Identification of key somatic oncogenic mutation based on a confounder-free causal inference model.

Abstract

Abnormal cell proliferation and epithelial-mesenchymal transition (EMT) are the essential events that induce cancer initiation and progression. A fundamental goal in cancer research is to develop an efficient method to detect mutational genes capable of driving cancer. Although several computational methods have been proposed to identify these key mutations, many of them focus on the association between genetic mutations and functional changes in relevant biological processes, but not their real causality.
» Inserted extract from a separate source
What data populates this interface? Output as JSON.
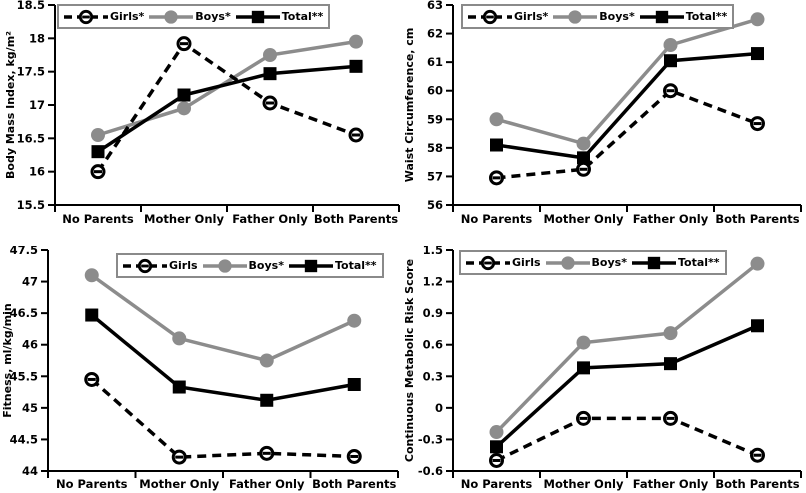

Causal effect inference provides a way to estimate the real induce effect of a certain mutation on vital biological processes of cancer initiation and progression, through addressing the confounder bias due to neutral mutations and unobserved latent variables. In this study, integrating genomic and transcriptomic data, we construct a novel causal inference model based on a deep variational autoencoder to identify key oncogenic somatic mutations. Applied to 10 cancer types, our method quantifies the causal effect of genetic mutations on cell proliferation and EMT by reducing both observed and unobserved confounding biases. The experimental results indicate that genes with higher mutation frequency do not necessarily mean they are more potent in inducing cancer and promoting cancer development. Moreover, our study fills a gap in the use of machine learning for causal inference to identify oncogenic mutations.